Gestern Mittwoch (19.9.) Highnoon in Oberndorf: Da gab es eine Pressekonferenz mit dem Landeshauptmann, sozusagen das letzte Medien-Geklapper, bevor nächste Woche die auf neun Orte verteilte Landesausstellung eröffnet wird. Schon jetzt wurde die Begleitpublikation zur Ausstellung vorgestellt, im Auftrag der Stille-Nacht-Gesellschaft im Anton Pustet Verlag erschienen: „Stille Nacht. Das Buch zum Lied“, herausgegeben von Thomas Hochradner und Michael Neureiter.

Die Landesausstellung dauert von 29. September bis 3. Februar 2019, am 29. und 30. September sind Tage der offenen Tür an allen Ausstellungsorten (die Museen in Oberndorf, Hallein, Wagrain und Mariapfarr sind neu gestaltet).

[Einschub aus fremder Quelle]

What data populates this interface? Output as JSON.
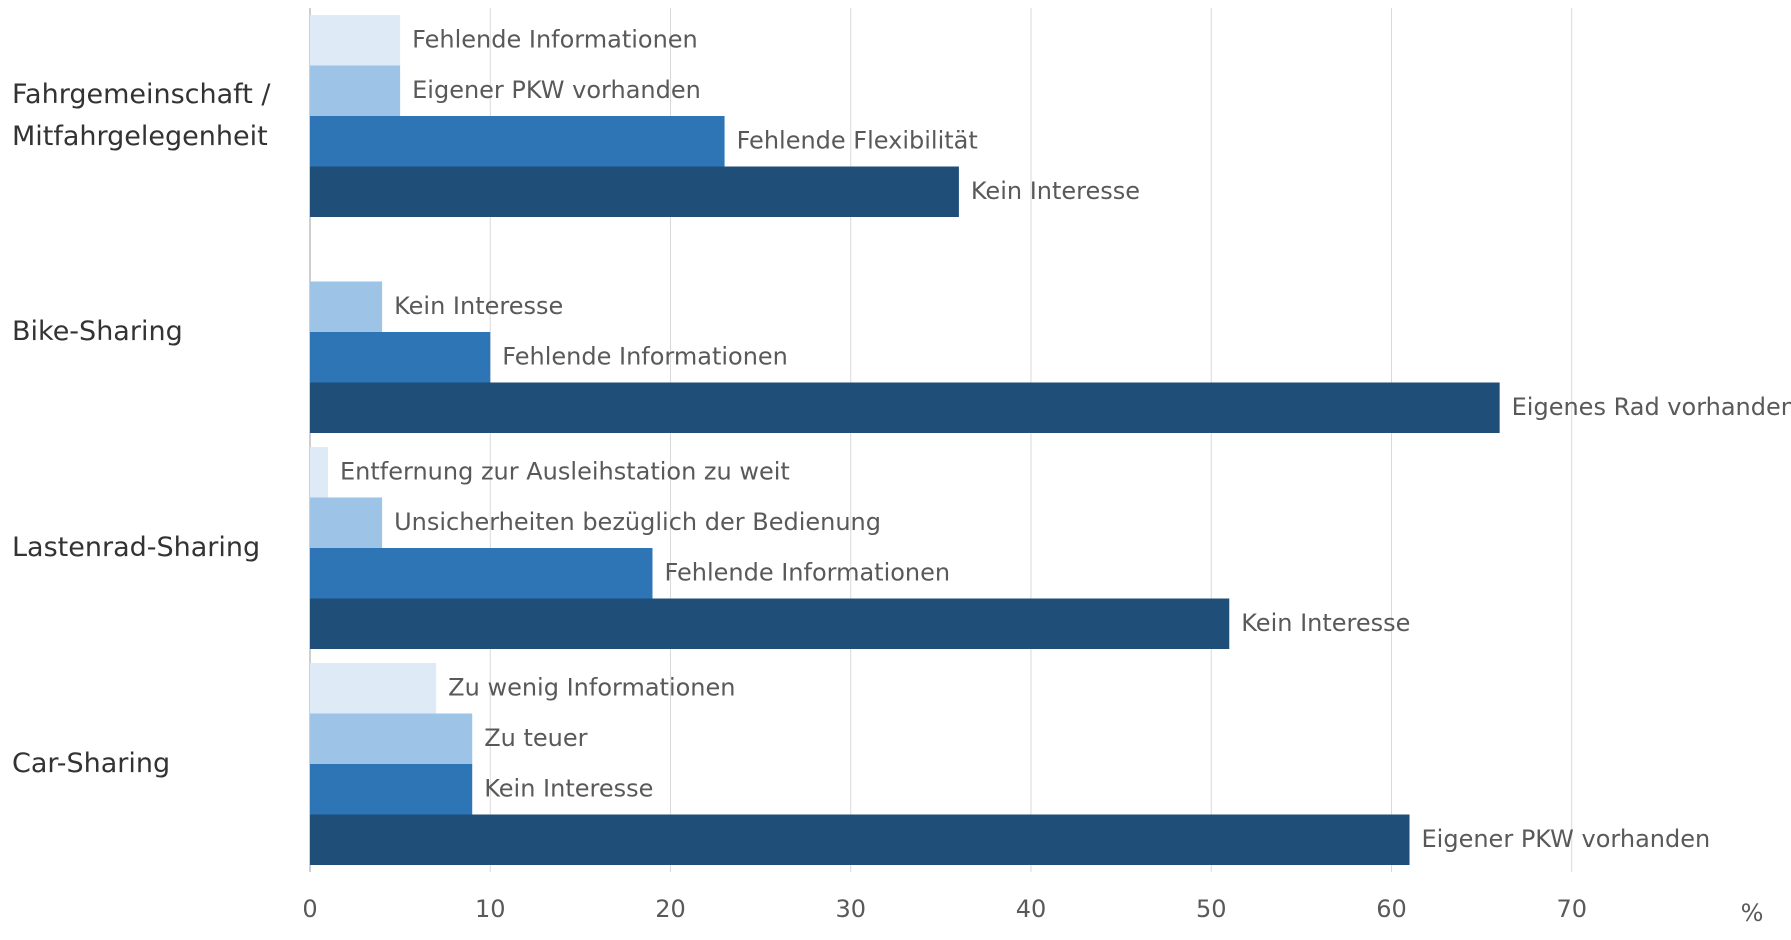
{
  "chart_data": {
    "type": "grouped-horizontal-bar",
    "slot_colors": [
      "#deebf7",
      "#9dc3e6",
      "#2e75b6",
      "#1f4e79"
    ],
    "groups": [
      {
        "name": "Fahrgemeinschaft /\nMitfahrgelegenheit",
        "bars": [
          {
            "label": "Fehlende Informationen",
            "value": 5
          },
          {
            "label": "Eigener PKW vorhanden",
            "value": 5
          },
          {
            "label": "Fehlende Flexibilität",
            "value": 23
          },
          {
            "label": "Kein Interesse",
            "value": 36
          }
        ]
      },
      {
        "name": "Bike-Sharing",
        "bars": [
          {
            "label": "Kein Interesse",
            "value": 4
          },
          {
            "label": "Fehlende Informationen",
            "value": 10
          },
          {
            "label": "Eigenes Rad vorhanden",
            "value": 66
          }
        ]
      },
      {
        "name": "Lastenrad-Sharing",
        "bars": [
          {
            "label": "Entfernung zur Ausleihstation zu weit",
            "value": 1
          },
          {
            "label": "Unsicherheiten bezüglich der Bedienung",
            "value": 4
          },
          {
            "label": "Fehlende Informationen",
            "value": 19
          },
          {
            "label": "Kein Interesse",
            "value": 51
          }
        ]
      },
      {
        "name": "Car-Sharing",
        "bars": [
          {
            "label": "Zu wenig Informationen",
            "value": 7
          },
          {
            "label": "Zu teuer",
            "value": 9
          },
          {
            "label": "Kein Interesse",
            "value": 9
          },
          {
            "label": "Eigener PKW vorhanden",
            "value": 61
          }
        ]
      }
    ],
    "xlim": [
      0,
      80
    ],
    "xticks": [
      0,
      10,
      20,
      30,
      40,
      50,
      60,
      70
    ],
    "x_unit": "%",
    "grid": true
  }
}
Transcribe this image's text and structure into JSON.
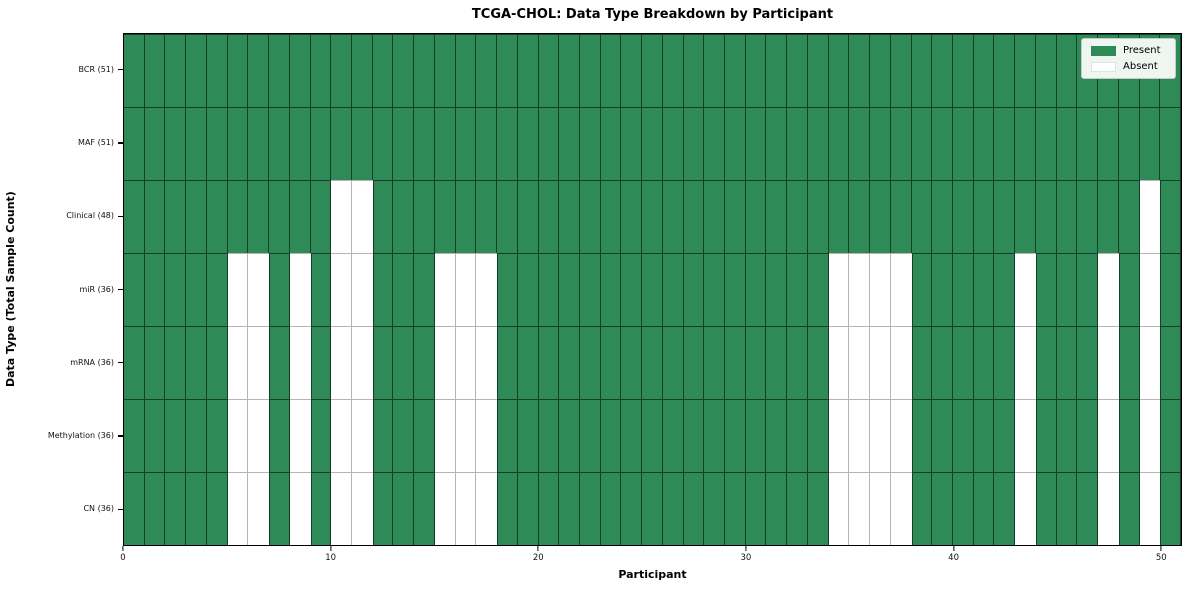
{
  "chart_data": {
    "type": "heatmap",
    "title": "TCGA-CHOL: Data Type Breakdown by Participant",
    "xlabel": "Participant",
    "ylabel": "Data Type (Total Sample Count)",
    "n_participants": 51,
    "x_ticks": [
      0,
      10,
      20,
      30,
      40,
      50
    ],
    "xlim": [
      0,
      51
    ],
    "grid": true,
    "rows": [
      {
        "label": "BCR (51)",
        "present_count": 51,
        "absent": []
      },
      {
        "label": "MAF (51)",
        "present_count": 51,
        "absent": []
      },
      {
        "label": "Clinical (48)",
        "present_count": 48,
        "absent": [
          10,
          11,
          49
        ]
      },
      {
        "label": "miR (36)",
        "present_count": 36,
        "absent": [
          5,
          6,
          8,
          10,
          11,
          15,
          16,
          17,
          34,
          35,
          36,
          37,
          43,
          47,
          49
        ]
      },
      {
        "label": "mRNA (36)",
        "present_count": 36,
        "absent": [
          5,
          6,
          8,
          10,
          11,
          15,
          16,
          17,
          34,
          35,
          36,
          37,
          43,
          47,
          49
        ]
      },
      {
        "label": "Methylation (36)",
        "present_count": 36,
        "absent": [
          5,
          6,
          8,
          10,
          11,
          15,
          16,
          17,
          34,
          35,
          36,
          37,
          43,
          47,
          49
        ]
      },
      {
        "label": "CN (36)",
        "present_count": 36,
        "absent": [
          5,
          6,
          8,
          10,
          11,
          15,
          16,
          17,
          34,
          35,
          36,
          37,
          43,
          47,
          49
        ]
      }
    ],
    "legend": [
      {
        "label": "Present",
        "color": "#2e8b57"
      },
      {
        "label": "Absent",
        "color": "#ffffff"
      }
    ],
    "legend_position": "upper right",
    "colors": {
      "present": "#2e8b57",
      "absent": "#ffffff",
      "grid_on_present": "rgba(0,0,0,0.55)",
      "grid_on_absent": "#b5b5b5",
      "spine": "#000000"
    }
  }
}
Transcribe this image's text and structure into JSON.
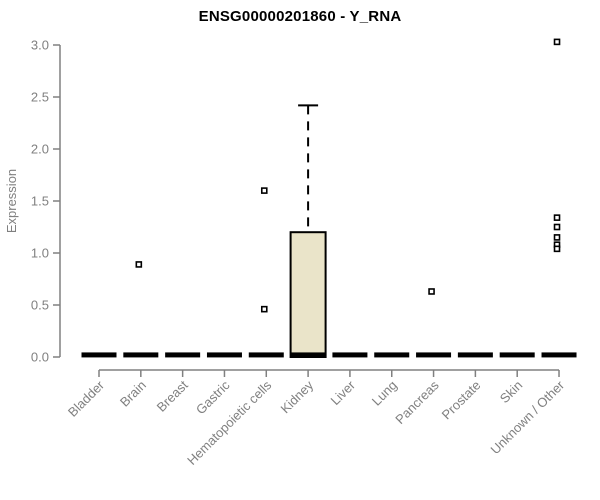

Darüber wird zu berichten sein – aber wir verordnen uns vorerst ein „Stille Nacht“-Schweigen, schauen uns die Dinge in Ruhe und kritisch an, werden auch die Bücher genau lesen und uns eher dann dazu äußern, wenn Weihnachten dräut. Und die Noten? Sie bleiben heuer unaufgeschlagen. Zur Nerven- und Ohrenschonung.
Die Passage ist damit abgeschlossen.